И вот сейчас в условиях развивающихся рыночных отношений СХМЗ мог бы «напрямую» экспортировать свой товар в удобной для пользователя форме и успешно развиваться, а не развивать экономику проглотившего его предприятия.
За все годы после сложившегося подчинения на предприятии не произошло каких-либо изменений в технологии переработки аргиллитов, их комплексному использованию, привлечению новых источников сырья, повышению извлечения германия, улучшения экономических показателей.
А произошли снижение товарности, потеря большого числа специалистов, износ оборудования и дальнейшая зависимость руководства СХМЗ от воли и желания руководства ЗТМК.
Мне жаль это наблюдать!
В феврале 1971 года я участвовал в научно-технической конференции ЗТМК, сидел в президиуме и видел безразличные лица присутствующих на ней людей. Выступления участников, в том числе и мое, бодрое выступление Устинова со своими установками ничего не давали делу, тем более мне и СХМЗ.

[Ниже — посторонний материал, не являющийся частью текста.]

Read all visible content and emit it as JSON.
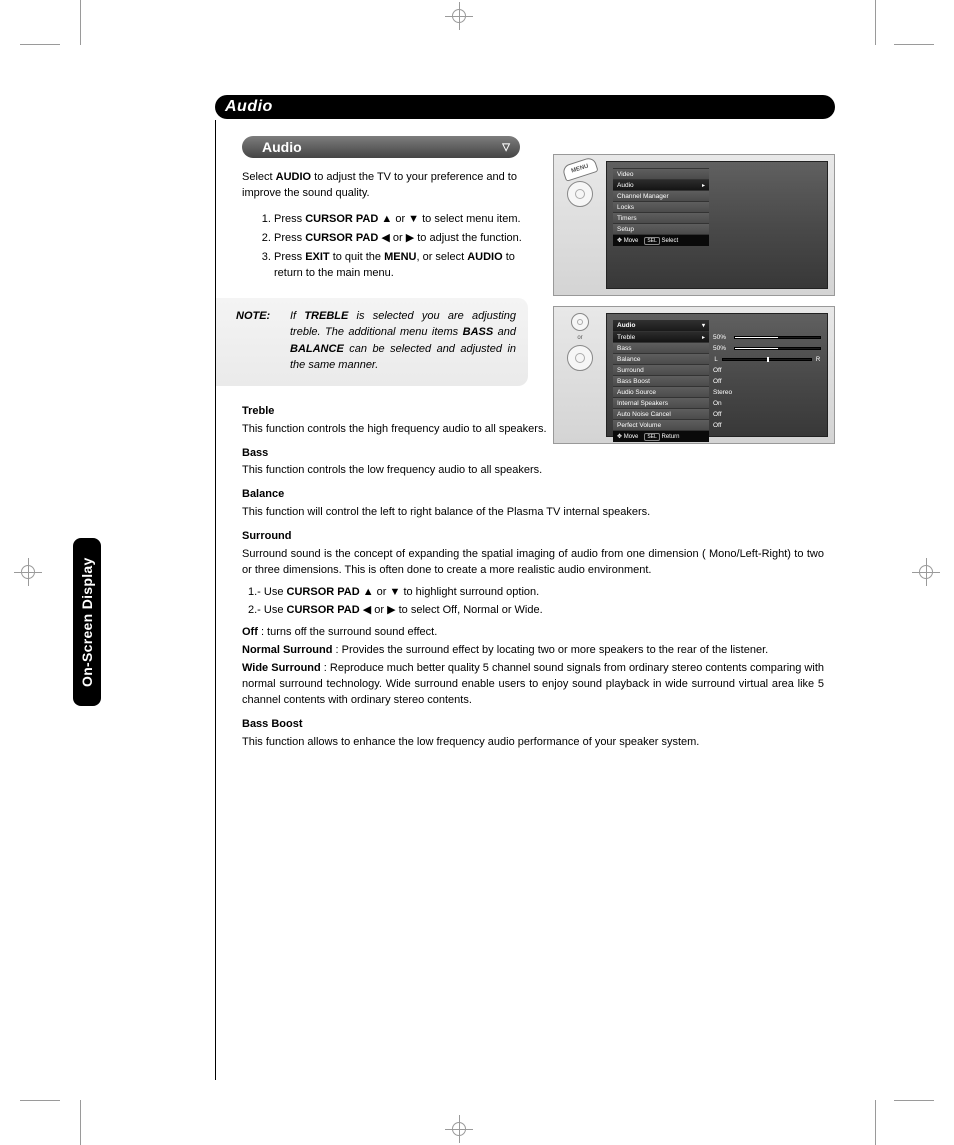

В ходе конференции, в перерывах, я встретился со своими «однокашниками» Ширяевой, Крыловой, Гуровым, Винниковым, Киселевым.

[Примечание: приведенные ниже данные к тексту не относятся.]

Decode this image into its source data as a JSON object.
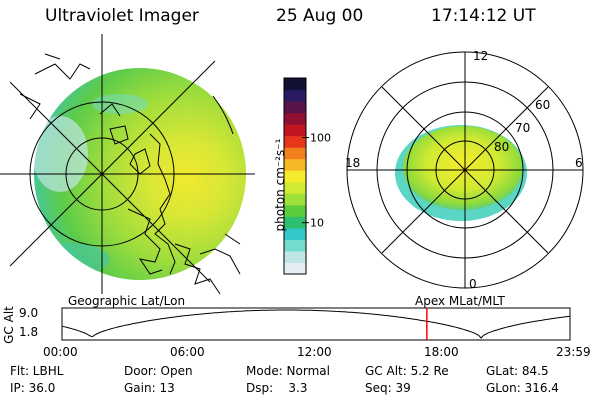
{
  "header": {
    "title": "Ultraviolet Imager",
    "date": "25 Aug 00",
    "time": "17:14:12 UT"
  },
  "colorbar": {
    "unit": "photon cm⁻²s⁻¹",
    "ticks": [
      {
        "label": "100",
        "value": 100
      },
      {
        "label": "10",
        "value": 10
      }
    ],
    "range": [
      2.5,
      500
    ],
    "colors": [
      "#e4eef4",
      "#bfe6e6",
      "#73dccd",
      "#35c8c8",
      "#2dbe6e",
      "#5ccc3c",
      "#9fe03b",
      "#d2ea32",
      "#f4ec2c",
      "#f6b826",
      "#f27f1e",
      "#e8361c",
      "#c11620",
      "#8f1030",
      "#561448",
      "#2a1a62",
      "#101033"
    ]
  },
  "left_map": {
    "label": "Geographic Lat/Lon",
    "icon": "geographic-globe-icon"
  },
  "right_map": {
    "label": "Apex MLat/MLT",
    "mlt_labels": [
      "12",
      "18",
      "6",
      "0"
    ],
    "lat_labels": [
      "60",
      "70",
      "80"
    ]
  },
  "orbit_plot": {
    "ylabel": "GC Alt",
    "yticks": [
      "9.0",
      "1.8"
    ],
    "xticks": [
      "00:00",
      "06:00",
      "12:00",
      "18:00",
      "23:59"
    ],
    "current_time_hours": 17.237,
    "marker_color": "#ff0000"
  },
  "footer": {
    "row1": [
      "Flt: LBHL",
      "Door: Open",
      "Mode: Normal",
      "GC Alt: 5.2 Re",
      "GLat:  84.5"
    ],
    "row2": [
      "IP: 36.0",
      "Gain: 13",
      "Dsp:    3.3",
      "Seq: 39",
      "GLon: 316.4"
    ]
  }
}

Весельчак Петя Гуров был на нашей свадебной вечеринке еще в 1950-м в Мончегорске. Он с интересом выслушал мой рассказ о делах, в том числе и семейных.

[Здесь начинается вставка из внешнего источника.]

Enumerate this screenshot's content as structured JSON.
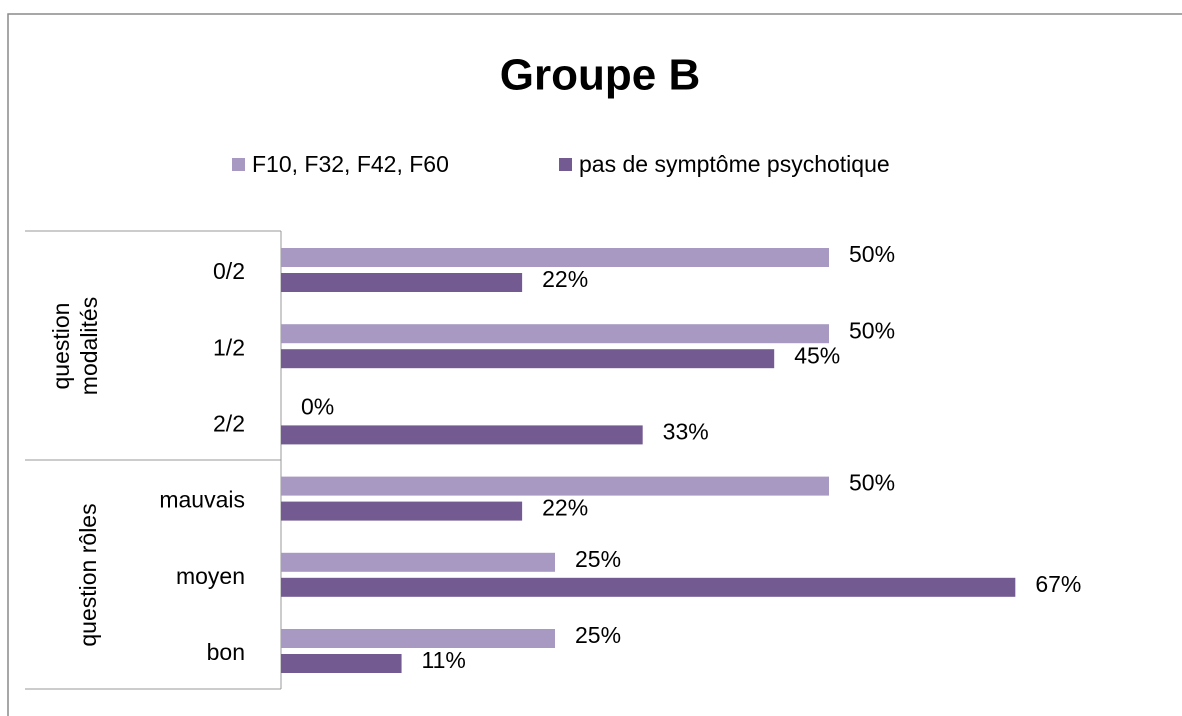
{
  "chart_data": {
    "type": "bar",
    "orientation": "horizontal",
    "title": "Groupe B",
    "groups": [
      {
        "name": "question modalités",
        "categories": [
          "0/2",
          "1/2",
          "2/2"
        ]
      },
      {
        "name": "question rôles",
        "categories": [
          "mauvais",
          "moyen",
          "bon"
        ]
      }
    ],
    "series": [
      {
        "name": "F10, F32, F42, F60",
        "color": "#a899c2",
        "values": [
          50,
          50,
          0,
          50,
          25,
          25
        ],
        "value_labels": [
          "50%",
          "50%",
          "0%",
          "50%",
          "25%",
          "25%"
        ]
      },
      {
        "name": "pas de symptôme psychotique",
        "color": "#735a91",
        "values": [
          22,
          45,
          33,
          22,
          67,
          11
        ],
        "value_labels": [
          "22%",
          "45%",
          "33%",
          "22%",
          "67%",
          "11%"
        ]
      }
    ]
  }
}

Впоследствии Гуров, так же, как и Костя Шипилов, а они были друзьями в СКГМИ, спился и очень рано на почве злоупотребления алкоголем, ушел из жизни.
Начальник гидрометаллургического цеха Горбунов Михаил Николаевич в мое отсутствие на заводе «попал» в медвытрезвитель, о чем меня уведомили случайно сотрудники, а директор Мягких утаил этот факт.
За Горбуновым ходила байка о его злоупотреблениях и в рабочее время спиртным. Дело в том, что у него в цехе, для промывки концентрата, применялся спирт высшей очистки и он для себя пользовался этим. Но сколько не прячься – все равно когда-то должно было выйти наружу это злоупотребление.
И вот в один из дней, при моем возвращении на работу после обеда, я, проходя по площадке предприятия, был встречен работницей цеха (фамилию не называю), которая информирует меня: «Борис Тимофеевич, вы знаете о том, что Горбунов злоупотребляет спиртом и даже на работе?» Я выслушал и, молча, вопрошаю ее. А она: «Он и сейчас пьян, сидит у себя в кабинете!»
«В чем же дело, любые неприятности обязательно должны проходить через меня, где же у меня директор, черт возьми?!» – про себя, возмутившись. «И давно такое бродит за вашим начальником?» – спрашиваю. «Он умеет прятаться, конечно, давно, годами, да и директор об этом знает, но не принимает мер, да он и сам такой!» – в гневе заканчивает она свою информацию. «Извините, Борис Тимофеевич!» – и ушла в здание цеха.
Я понял, что рабочие делегировали ее для встречи со мной. Надо было принимать решение. Люди знали, что за подобные проявления я строго спрашивал, а если нужно, строго и наказывал.
Я не верил в силу воспитательных мер по отношению к выпивохам, не верю и сейчас. Но уверен, что отстранять их от ответственной работы нужно, обязательно! Ни курильщик, ни пьяница не могут продуктивно, в отличие от нормального человека, трудиться.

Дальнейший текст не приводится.